No obstante, en lugar de todo ello nos encontramos, y muchas veces de la mano de una izquierda que se ha apropiado de lo mejor de la herencia de la cultura europea ilustrada, con que se subraya la legitimidad de todo lo que niega la comunicación, la relación, la pervivencia de horizontes que hacen posible pensar la verdad universal. Nos encontramos con un conservadurismo que ha olvidado la herencia del liberalismo del XIX, y con un progresismo que se enorgullece de la mencionada transformación de los deseos en necesidades y de éstos en derechos, haciendo imposible así la convivencia en justicia. Vemos con preocupación que una parte significativa de la izquierda se enorgullece de cualquier nacionalismo con tal de que ponga en duda el sistema de Derecho que representa el Estado; es un progresismo que celebra el comunitarismo al tiempo que niega el derecho a la diferencia dentro de cada comunidad, un progresismo que abomina del trabajo y de la producción, del esfuerzo por la superación, pero defiende el consumismo de la peor especie, el consumo ilimitado de derechos que no comporta obligación alguna.
En una de sus últimas ruedas de prensa antes de ser relevado en la presidencia del Banco Central Europeo, Jean-Claude Trichet afirmó que la crisis actual no era cíclica, sino sistémica. Algunos comunicadores en España se agarraron a la frase subrayando la importancia que encerraba esta afirmación, viniendo además de quien venía. Pero quizá ni el propio Trichet ni los periodistas y analistas que reconocieron la importancia de esas palabras percibieron la profundidad de la verdad que en ellas se encerraba: el sistema que está en crisis no es sólo el económico, sino el de la cultura moderna. No saldremos de esta crisis si no sabemos volver a empezar; lo peor que podemos hacer es creer que podemos repudiar nuestros orígenes impunemente.

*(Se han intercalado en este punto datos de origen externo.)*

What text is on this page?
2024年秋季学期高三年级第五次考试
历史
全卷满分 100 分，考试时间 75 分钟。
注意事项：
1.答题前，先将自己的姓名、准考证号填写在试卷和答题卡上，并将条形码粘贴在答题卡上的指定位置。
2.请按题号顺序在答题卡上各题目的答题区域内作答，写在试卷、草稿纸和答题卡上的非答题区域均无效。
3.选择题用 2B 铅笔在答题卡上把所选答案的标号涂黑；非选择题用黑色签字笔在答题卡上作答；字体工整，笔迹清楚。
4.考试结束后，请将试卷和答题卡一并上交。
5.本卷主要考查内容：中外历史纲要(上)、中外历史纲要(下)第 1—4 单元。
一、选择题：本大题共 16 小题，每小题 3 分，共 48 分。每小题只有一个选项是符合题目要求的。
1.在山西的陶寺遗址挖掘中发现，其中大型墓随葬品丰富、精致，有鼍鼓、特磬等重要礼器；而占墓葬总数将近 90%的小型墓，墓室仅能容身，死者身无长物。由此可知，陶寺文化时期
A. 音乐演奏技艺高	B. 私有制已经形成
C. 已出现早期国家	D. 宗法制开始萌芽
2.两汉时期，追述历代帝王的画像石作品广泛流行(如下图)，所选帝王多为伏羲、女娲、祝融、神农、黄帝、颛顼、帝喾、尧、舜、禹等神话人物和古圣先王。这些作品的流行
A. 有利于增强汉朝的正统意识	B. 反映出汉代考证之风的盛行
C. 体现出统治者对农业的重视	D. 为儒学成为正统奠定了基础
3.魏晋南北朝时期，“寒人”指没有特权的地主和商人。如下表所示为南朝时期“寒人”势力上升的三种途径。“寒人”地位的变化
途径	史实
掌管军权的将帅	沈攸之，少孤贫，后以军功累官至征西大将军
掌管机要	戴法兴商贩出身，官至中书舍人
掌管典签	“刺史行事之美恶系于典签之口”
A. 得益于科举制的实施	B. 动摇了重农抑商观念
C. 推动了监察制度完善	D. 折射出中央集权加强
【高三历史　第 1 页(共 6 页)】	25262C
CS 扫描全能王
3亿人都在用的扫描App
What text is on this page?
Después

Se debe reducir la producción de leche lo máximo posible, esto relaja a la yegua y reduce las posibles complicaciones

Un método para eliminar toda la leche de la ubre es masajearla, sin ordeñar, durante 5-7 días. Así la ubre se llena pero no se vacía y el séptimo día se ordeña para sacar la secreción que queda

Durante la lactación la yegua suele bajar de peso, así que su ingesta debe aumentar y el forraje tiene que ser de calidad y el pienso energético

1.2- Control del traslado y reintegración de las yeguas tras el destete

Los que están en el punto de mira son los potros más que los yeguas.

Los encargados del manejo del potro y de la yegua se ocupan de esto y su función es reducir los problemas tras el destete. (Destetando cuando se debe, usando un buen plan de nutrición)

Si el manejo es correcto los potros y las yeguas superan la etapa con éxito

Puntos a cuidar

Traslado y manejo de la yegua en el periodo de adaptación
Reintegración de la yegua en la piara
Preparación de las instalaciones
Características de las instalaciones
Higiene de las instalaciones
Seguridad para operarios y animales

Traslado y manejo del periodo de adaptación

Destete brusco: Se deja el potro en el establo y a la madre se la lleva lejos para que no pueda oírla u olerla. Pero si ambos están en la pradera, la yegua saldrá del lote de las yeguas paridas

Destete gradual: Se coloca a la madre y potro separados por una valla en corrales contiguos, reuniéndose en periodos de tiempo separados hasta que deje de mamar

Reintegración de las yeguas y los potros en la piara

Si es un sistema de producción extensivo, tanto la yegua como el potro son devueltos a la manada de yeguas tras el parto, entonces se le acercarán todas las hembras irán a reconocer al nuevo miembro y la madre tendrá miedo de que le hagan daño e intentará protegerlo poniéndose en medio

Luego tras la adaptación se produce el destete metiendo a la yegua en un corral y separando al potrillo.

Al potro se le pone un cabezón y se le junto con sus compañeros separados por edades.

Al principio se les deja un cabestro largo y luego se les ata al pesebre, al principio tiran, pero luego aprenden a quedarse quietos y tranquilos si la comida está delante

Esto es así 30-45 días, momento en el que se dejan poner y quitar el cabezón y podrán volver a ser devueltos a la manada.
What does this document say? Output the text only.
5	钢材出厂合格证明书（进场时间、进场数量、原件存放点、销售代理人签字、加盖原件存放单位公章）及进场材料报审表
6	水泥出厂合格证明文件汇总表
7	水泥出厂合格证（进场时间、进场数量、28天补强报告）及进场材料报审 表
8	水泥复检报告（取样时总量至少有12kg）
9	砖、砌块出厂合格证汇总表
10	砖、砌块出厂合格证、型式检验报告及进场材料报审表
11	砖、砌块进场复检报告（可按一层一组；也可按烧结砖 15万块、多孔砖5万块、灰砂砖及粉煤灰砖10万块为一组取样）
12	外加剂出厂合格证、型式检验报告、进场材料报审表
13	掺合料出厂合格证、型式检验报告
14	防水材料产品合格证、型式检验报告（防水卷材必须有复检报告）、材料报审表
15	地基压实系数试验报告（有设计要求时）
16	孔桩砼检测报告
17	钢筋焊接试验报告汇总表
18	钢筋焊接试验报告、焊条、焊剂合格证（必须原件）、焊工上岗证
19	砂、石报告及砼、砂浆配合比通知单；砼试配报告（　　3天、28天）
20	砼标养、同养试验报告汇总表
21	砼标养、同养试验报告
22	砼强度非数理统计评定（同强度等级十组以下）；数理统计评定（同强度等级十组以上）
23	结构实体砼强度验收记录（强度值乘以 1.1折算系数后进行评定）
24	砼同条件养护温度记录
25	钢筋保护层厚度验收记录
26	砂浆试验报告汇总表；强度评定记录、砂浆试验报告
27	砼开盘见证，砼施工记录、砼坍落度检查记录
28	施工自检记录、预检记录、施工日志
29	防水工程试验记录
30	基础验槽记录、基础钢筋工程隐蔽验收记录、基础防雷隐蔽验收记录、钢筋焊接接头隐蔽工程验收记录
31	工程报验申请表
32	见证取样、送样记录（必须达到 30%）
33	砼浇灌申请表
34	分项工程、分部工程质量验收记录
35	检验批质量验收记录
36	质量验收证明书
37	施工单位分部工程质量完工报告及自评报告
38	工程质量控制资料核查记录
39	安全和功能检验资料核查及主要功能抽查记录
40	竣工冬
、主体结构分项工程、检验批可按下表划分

Quizá estemos todavía a tiempo de recuperarnos a nosotros mismos si somos capaces de recordar de dónde venimos, superando la ocultación del pasado que se nos ha convertido en elemento estructural de nuestra forma de pensar. Y si somos capaces de negarnos, durante algún tiempo, a vivir del consumo de futuro para pasar a pensar que sí, que existe un porvenir, pero que sólo llegará si hoy somos capaces de trabajar en su construcción.